Fuera del coro 52 voces que han terminado rodeados por un cordón sanitario “democrático” que se atrevió a poner en cuestión al gobierno socialcomunista. Todos son demócratas menos los representantes votados por casi cuatro millones de españoles que los convirtieron en la tercera fuerza parlamentaria en las últimas elecciones.

No importan las mentiras, descalificaciones, insultos y la adjetivación tópica, trillada y recurrente que pretende estigmatizar a la única fuerza en el Parlamento disidente del consenso progre y el pensamiento único de los 298 noes.

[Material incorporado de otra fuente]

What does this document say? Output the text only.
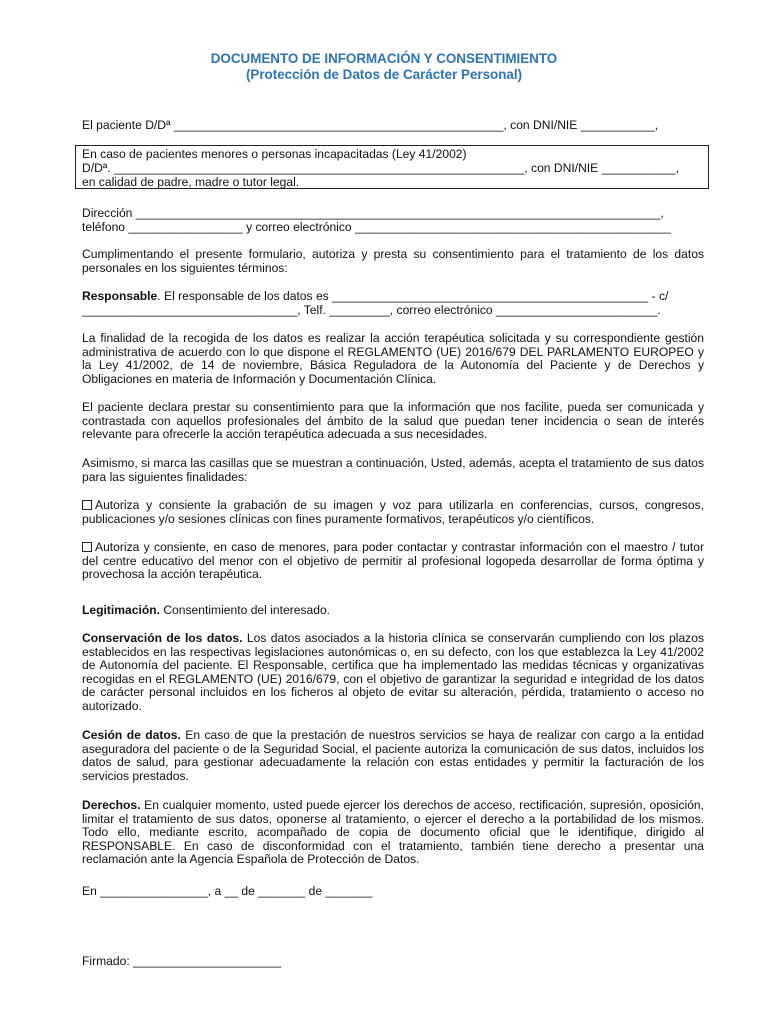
DOCUMENTO DE INFORMACIÓN Y CONSENTIMIENTO
(Protección de Datos de Carácter Personal)
El paciente D/Dª _________________________________________________, con DNI/NIE ___________,
En caso de pacientes menores o personas incapacitadas (Ley 41/2002)
D/Dª. _____________________________________________________________, con DNI/NIE ___________,
en calidad de padre, madre o tutor legal.
Dirección ______________________________________________________________________________,
teléfono _________________ y correo electrónico _______________________________________________
Cumplimentando el presente formulario, autoriza y presta su consentimiento para el tratamiento de los datos personales en los siguientes términos:
Responsable. El responsable de los datos es _______________________________________________ - c/
________________________________, Telf. _________, correo electrónico ________________________.
La finalidad de la recogida de los datos es realizar la acción terapéutica solicitada y su correspondiente gestión administrativa de acuerdo con lo que dispone el REGLAMENTO (UE) 2016/679 DEL PARLAMENTO EUROPEO y la Ley 41/2002, de 14 de noviembre, Básica Reguladora de la Autonomía del Paciente y de Derechos y Obligaciones en materia de Información y Documentación Clínica.
El paciente declara prestar su consentimiento para que la información que nos facilite, pueda ser comunicada y contrastada con aquellos profesionales del ámbito de la salud que puedan tener incidencia o sean de interés relevante para ofrecerle la acción terapéutica adecuada a sus necesidades.
Asimismo, si marca las casillas que se muestran a continuación, Usted, además, acepta el tratamiento de sus datos para las siguientes finalidades:
Autoriza y consiente la grabación de su imagen y voz para utilizarla en conferencias, cursos, congresos, publicaciones y/o sesiones clínicas con fines puramente formativos, terapéuticos y/o científicos.
Autoriza y consiente, en caso de menores, para poder contactar y contrastar información con el maestro / tutor del centre educativo del menor con el objetivo de permitir al profesional logopeda desarrollar de forma óptima y provechosa la acción terapéutica.
Legitimación. Consentimiento del interesado.
Conservación de los datos. Los datos asociados a la historia clínica se conservarán cumpliendo con los plazos establecidos en las respectivas legislaciones autonómicas o, en su defecto, con los que establezca la Ley 41/2002 de Autonomía del paciente. El Responsable, certifica que ha implementado las medidas técnicas y organizativas recogidas en el REGLAMENTO (UE) 2016/679, con el objetivo de garantizar la seguridad e integridad de los datos de carácter personal incluidos en los ficheros al objeto de evitar su alteración, pérdida, tratamiento o acceso no autorizado.
Cesión de datos. En caso de que la prestación de nuestros servicios se haya de realizar con cargo a la entidad aseguradora del paciente o de la Seguridad Social, el paciente autoriza la comunicación de sus datos, incluidos los datos de salud, para gestionar adecuadamente la relación con estas entidades y permitir la facturación de los servicios prestados.
Derechos. En cualquier momento, usted puede ejercer los derechos de acceso, rectificación, supresión, oposición, limitar el tratamiento de sus datos, oponerse al tratamiento, o ejercer el derecho a la portabilidad de los mismos. Todo ello, mediante escrito, acompañado de copia de documento oficial que le identifique, dirigido al RESPONSABLE. En caso de disconformidad con el tratamiento, también tiene derecho a presentar una reclamación ante la Agencia Española de Protección de Datos.
En ________________, a __ de _______ de _______
Firmado: ______________________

VOX inteligentemente no entró en ese juego. Lo importante es haber dejado testimonio de lo que a la derecha liberal política y mediática, a gusto con la actual UE, ha escandalizado: la denuncia al globalismo, la injerencia de George Soros en los destinos de las naciones y el cuestionamiento al actual modelo de elites de Bruselas.

Abascal marcó un terreno en el que hasta ahora no se había entrado. Y ahí es por donde atacaron sus enemigos, buscando dejarlo como un friki trasnochado adicto a las teorías de la conspiración. Salieron a restregarles de usar el discurso de Steve Bannon y Marine Le Pen, e incluso una diputada podemita les reprochó los vínculos con los locales Fernando Paz y Juan E. Pflüger. Ahí es donde les duele a los que mandan y por ahí es donde VOX debería seguir.

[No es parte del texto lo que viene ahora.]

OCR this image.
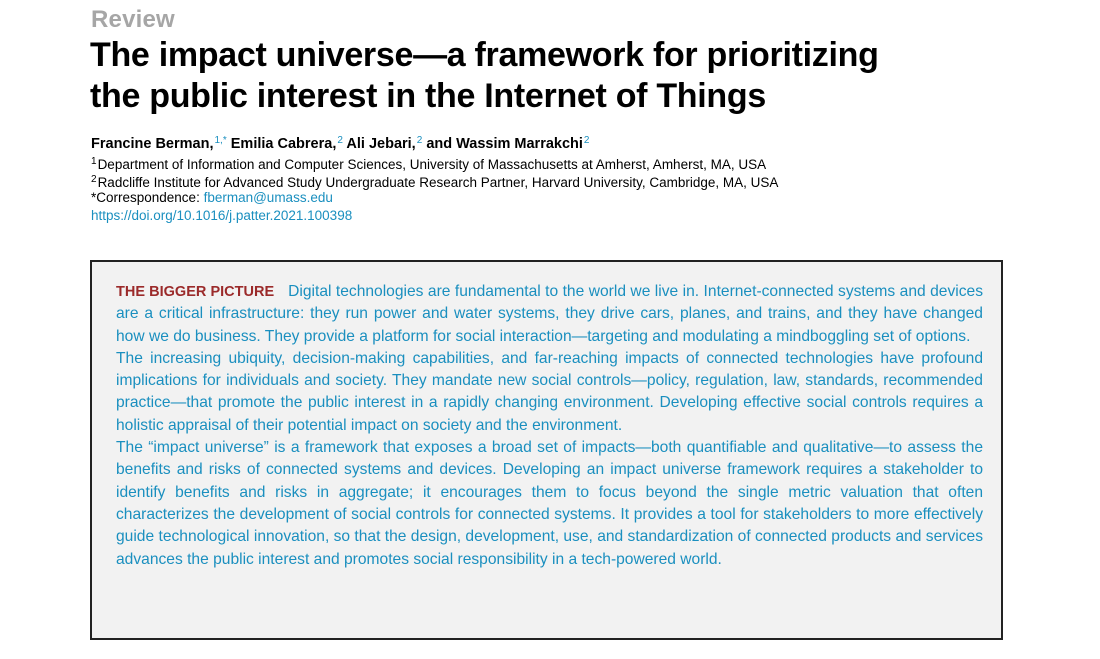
Review
The impact universe—a framework for prioritizing
the public interest in the Internet of Things
Francine Berman,$^{1,*}$ Emilia Cabrera,$^2$ Ali Jebari,$^2$ and Wassim Marrakchi$^2$
$^1$Department of Information and Computer Sciences, University of Massachusetts at Amherst, Amherst, MA, USA
$^2$Radcliffe Institute for Advanced Study Undergraduate Research Partner, Harvard University, Cambridge, MA, USA
*Correspondence: fberman@umass.edu
https://doi.org/10.1016/j.patter.2021.100398

THE BIGGER PICTURE Digital technologies are fundamental to the world we live in. Internet-connected systems and devices are a critical infrastructure: they run power and water systems, they drive cars, planes, and trains, and they have changed how we do business. They provide a platform for social interaction—targeting and modulating a mindboggling set of options.

The increasing ubiquity, decision-making capabilities, and far-reaching impacts of connected technologies have profound implications for individuals and society. They mandate new social controls—policy, regulation, law, standards, recommended practice—that promote the public interest in a rapidly changing environment. Developing effective social controls requires a holistic appraisal of their potential impact on society and the environment.

The “impact universe” is a framework that exposes a broad set of impacts—both quantifiable and qualitative—to assess the benefits and risks of connected systems and devices. Developing an impact universe framework requires a stakeholder to identify benefits and risks in aggregate; it encourages them to focus beyond the single metric valuation that often characterizes the development of social controls for connected systems. It provides a tool for stakeholders to more effectively guide technological innovation, so that the design, development, use, and standardization of connected products and services advances the public interest and promotes social responsibility in a tech-powered world.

Cuando el partido de Abascal era una insignificante escisión del PP comenzó a diferenciarse en el mapa político español a partir de su participación, en enero de 2017, en la cumbre europea de los entonces llamados partidos de la alt-right celebrado en Coblenza (Alemania). Allí se reunieron Matteo Salvini, Marine Le Pen, Geert Wilders, Harald Vilimsky y Frauke Petry, entre otros dirigentes, en una cumbre que tuvo por objetivo estrechar las relaciones entre las diferentes organizaciones que denuncian el multiculturalismo y que defienden la identidad nacional y europea de sus pueblos frente las políticas mundialistas. Y allí estuvo Santiago Abascal invitado como el único extraparlamentario por entonces. Hoy es el nuevo líder de la oposición en España.

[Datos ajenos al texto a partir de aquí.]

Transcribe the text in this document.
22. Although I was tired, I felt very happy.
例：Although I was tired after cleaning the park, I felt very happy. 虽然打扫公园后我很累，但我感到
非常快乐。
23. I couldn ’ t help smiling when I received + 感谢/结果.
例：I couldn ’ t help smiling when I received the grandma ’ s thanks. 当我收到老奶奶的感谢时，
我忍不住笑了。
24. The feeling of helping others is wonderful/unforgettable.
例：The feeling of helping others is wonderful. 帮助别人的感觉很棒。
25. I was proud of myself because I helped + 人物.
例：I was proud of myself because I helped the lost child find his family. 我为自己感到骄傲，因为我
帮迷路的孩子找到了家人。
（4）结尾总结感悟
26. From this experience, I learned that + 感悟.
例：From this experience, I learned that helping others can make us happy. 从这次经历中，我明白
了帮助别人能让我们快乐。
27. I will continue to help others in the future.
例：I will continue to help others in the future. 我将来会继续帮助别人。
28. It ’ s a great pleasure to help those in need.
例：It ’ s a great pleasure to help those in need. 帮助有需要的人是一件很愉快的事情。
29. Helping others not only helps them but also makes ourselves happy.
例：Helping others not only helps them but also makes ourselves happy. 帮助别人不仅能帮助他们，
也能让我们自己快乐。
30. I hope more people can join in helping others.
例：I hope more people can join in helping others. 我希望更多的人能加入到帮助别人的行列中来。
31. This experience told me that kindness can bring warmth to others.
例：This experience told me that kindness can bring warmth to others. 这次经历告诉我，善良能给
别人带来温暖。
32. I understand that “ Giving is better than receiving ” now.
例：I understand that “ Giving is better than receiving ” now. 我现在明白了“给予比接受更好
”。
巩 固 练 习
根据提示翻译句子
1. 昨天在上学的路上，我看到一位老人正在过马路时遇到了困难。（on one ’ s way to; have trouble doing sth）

La diferencia con la partidocracia y las elites dominantes parece evidente, y desde ahí debería empezar a andar, o a seguir el camino sin complejos y sin pretender agradar a los que siempre lo despreciaran, nunca lo votaran e intentarán alejarlo de esa mayoría silenciosa disidente. VOX necesita también cuidar de sus militantes con una estructura interna que no repita los vicios de los que viven de la política y minan los partidos desde dentro. Si VOX se alejase de esa línea doctrinal disidente, tarde o temprano caería en ese centrismo convirtiéndose en un nuevo PP, en un fraude y desilusión.

Sanchez le pidió a Casado “cortar con la ultraderecha y que vote no” y Casado obedeció sumándose al coro y al cordón sanitario. Por algo será. Abascal advirtió: “Vienen tiempos muy duros para los españoles y la bancada de VOX. Pero España saldrá adelante, España prevalecerá a pesar de ustedes”.

Están ustedes solos”, espetaron soberbios y desafiantes desde la tribuna. La alternativa patriótica no tendrá aún los números en el Congreso, pero son millones que sin estridencia están en las fábricas, los negocios, las escuelas, los barrios y la calle. Sí, hoy están solos con millones de españoles.